Jeez, they sound fun...
Don’t they just, but that’s the pandemic for you.
What are we talking about here?
Specifically, dumpling restaurant Brooklyn Dumpling Soho, which opens in New York’s East Village next month, and which is described as a fully automated restaurant that ‘will bring the automat of yesteryear into 2020’. But there’s also a wider trend for limited human contact at play.
OK, so tell me more about the dumpling place
Based on the premise that the automat was ‘single handedly the greatest fast food distribution equipment ever designed’, according to the PR blurb, Brooklyn Dumpling Soho uses touchless ordering kiosks and food lockers to provide customers their food without having the tedium of speaking with someone. It will have a Dumpling Lab in the front window with the restaurant’s dumpling making machine for all to see. Customers can place an order on their phone or via one of the restaurant’s touchless kiosks and when it’s ready they receive a text notification to get their special delivery from a marked locker, which will open automatically once the customer scans their barcode. Lockers storing hot food will be red lit indicating it’s 100 degrees, chilled lockers will be blue lit and 28 degrees, while auburn lit lockers will indicate one’s at room temperature. This, boasts the restaurant, will provide an experience that is zero human interaction from start to finish.

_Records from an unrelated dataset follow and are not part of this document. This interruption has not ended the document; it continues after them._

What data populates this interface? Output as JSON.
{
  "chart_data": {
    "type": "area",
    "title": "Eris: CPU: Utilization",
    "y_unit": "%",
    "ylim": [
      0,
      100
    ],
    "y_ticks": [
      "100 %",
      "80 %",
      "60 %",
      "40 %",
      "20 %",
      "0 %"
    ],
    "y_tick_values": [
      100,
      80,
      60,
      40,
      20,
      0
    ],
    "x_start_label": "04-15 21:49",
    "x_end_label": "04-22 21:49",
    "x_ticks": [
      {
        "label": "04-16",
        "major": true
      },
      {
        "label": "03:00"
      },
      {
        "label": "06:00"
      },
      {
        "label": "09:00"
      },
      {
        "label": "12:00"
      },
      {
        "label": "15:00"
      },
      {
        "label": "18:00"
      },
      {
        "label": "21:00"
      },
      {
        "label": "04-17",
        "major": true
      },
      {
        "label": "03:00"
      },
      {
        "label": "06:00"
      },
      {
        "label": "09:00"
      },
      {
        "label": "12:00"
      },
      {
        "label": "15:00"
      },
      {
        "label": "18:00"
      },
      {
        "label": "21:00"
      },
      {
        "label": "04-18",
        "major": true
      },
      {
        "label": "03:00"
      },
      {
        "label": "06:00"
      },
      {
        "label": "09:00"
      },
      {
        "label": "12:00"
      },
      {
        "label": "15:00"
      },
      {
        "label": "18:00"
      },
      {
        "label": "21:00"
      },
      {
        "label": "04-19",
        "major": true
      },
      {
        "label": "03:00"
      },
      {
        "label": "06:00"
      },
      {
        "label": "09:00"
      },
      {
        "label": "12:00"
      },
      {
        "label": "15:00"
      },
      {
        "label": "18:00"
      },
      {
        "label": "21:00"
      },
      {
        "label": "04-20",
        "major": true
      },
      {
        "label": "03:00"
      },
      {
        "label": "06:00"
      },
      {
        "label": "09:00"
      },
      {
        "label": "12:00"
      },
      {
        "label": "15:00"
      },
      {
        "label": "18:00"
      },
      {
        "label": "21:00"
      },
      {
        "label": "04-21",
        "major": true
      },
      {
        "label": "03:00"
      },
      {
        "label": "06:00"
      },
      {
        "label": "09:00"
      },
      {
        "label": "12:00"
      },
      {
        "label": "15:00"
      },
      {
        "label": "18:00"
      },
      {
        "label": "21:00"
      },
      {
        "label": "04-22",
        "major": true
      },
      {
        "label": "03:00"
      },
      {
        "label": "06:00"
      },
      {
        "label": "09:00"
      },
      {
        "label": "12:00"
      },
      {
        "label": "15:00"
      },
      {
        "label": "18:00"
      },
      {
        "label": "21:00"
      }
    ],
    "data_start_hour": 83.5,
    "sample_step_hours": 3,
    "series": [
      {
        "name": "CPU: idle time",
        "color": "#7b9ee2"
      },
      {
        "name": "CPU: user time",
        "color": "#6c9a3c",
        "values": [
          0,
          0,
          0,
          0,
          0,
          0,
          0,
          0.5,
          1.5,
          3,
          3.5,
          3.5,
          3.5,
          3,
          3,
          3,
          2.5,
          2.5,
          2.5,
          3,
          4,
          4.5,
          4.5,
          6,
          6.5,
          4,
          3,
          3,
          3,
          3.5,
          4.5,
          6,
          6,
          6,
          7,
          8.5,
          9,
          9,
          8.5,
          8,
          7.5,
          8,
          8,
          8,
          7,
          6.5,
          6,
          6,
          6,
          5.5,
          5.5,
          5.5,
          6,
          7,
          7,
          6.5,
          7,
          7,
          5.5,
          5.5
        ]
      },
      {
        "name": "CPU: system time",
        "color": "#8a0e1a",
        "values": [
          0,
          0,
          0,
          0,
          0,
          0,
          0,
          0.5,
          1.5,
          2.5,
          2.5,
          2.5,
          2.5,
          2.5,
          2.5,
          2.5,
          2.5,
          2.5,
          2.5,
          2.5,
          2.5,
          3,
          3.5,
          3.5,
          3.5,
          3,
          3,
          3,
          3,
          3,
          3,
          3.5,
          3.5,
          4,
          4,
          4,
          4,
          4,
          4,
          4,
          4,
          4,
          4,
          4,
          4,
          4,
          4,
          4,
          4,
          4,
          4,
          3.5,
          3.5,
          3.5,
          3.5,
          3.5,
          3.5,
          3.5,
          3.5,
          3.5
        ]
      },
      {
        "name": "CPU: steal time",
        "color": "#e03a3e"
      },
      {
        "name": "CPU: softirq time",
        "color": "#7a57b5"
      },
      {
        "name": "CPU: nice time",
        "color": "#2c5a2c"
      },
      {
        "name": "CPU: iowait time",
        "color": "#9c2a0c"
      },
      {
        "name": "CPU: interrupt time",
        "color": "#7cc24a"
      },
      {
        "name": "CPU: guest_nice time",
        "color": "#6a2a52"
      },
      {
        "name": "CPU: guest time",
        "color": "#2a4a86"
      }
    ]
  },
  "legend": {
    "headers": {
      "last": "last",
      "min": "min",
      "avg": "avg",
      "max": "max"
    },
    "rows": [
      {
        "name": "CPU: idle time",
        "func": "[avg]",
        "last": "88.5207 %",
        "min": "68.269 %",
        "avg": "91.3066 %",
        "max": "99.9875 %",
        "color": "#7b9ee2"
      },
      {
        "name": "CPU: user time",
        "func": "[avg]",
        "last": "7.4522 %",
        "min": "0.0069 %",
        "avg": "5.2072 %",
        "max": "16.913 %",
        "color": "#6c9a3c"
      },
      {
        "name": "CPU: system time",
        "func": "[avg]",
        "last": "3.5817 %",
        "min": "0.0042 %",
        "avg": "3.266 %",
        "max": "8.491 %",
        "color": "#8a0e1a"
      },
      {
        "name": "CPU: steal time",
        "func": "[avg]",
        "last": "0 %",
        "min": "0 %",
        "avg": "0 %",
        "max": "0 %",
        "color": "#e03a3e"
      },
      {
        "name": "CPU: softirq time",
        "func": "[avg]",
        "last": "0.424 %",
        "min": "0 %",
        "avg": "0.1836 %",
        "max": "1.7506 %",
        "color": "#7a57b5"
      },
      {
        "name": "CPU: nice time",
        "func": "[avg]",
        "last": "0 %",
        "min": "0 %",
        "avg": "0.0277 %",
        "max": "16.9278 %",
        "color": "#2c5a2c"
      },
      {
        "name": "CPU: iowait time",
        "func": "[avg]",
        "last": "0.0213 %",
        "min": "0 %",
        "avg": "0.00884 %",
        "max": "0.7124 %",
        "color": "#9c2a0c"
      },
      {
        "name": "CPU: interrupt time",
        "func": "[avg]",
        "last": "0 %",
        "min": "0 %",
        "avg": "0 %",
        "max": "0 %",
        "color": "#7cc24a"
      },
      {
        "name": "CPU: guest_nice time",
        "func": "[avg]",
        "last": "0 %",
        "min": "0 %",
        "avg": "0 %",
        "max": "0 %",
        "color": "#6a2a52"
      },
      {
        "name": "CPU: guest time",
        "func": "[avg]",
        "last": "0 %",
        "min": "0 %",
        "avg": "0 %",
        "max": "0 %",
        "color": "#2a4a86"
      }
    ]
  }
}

It doesn’t sound particularly hospitable...
It doesn’t look it either. The press shots show it to look more like a trendy minimalist shoe shop than a buzzy restaurant. But there are some upsides to this approach, with the restaurant set to open 24 hours a day, seven days a week, meaning that if you rolled up drunk at 4am looking for one of its French onion soup or peanut butter and jelly dumplings, not only will you not leave hungry you won’t be judged on your state of insobriety.
Every cloud. So, what has this got to do with the UK restaurant scene?
It could be a glimpse into a dystopian front-of-house free future where human interaction in restaurants is regarded as horribly dangerous act that could spread disease. OK, we’re probably getting a bit carried away, but the need for distancing in restaurants post lockdown has led to a number of restaurant groups over here adopting similar tactics. Take Vietnamese restaurant brand HộP Vietnamese which earlier this week reopened one of its sites using in store screens for ordering to reduce the number of staff on the restaurant floor. “In these times, the option to order without human interaction using the kiosks or click & collect will really appeal,” says HộP Vietnamese founder Paul Hopper, who intends to roll out the technology across the group’s five sites. Sushi chain Itsu has gone one further with its ‘store of the future’ on London’s Great Portland Street that not only makes use of cashless kiosk screens for ordering and a central collection point rather than fridges but uses sushi-making robots from Japan in its kitchen. The maki and nigiri sushi robots remove unnecessary handling - they also don’t get flu, says the company - with one robot capable of making 4,800 pieces of sushi every hour.
This truly is a brave new world
Steady on. While pay kiosks are still a relatively new idea for the hospitality sector in general, they can hardly be considered futuristic. Wahaca’s spin-off burrito brand Burrito Mama was using them seven years ago and pop into any McDonald’s and you’ll most likely be greeted with a touch screen than a member of staff. Even the ideas of ‘lockers’ holding food has been done before. Sixty-strong Dutch restaurant chain FEBO has long been known for its automat-style restaurants where much of the food it serves, such as krokets, frikandellen, and hamburgers can be bought from vending machines within its restaurants. Only now, however, does this approach seem to be being taken more seriously, and it’s all thanks to Coronavirus.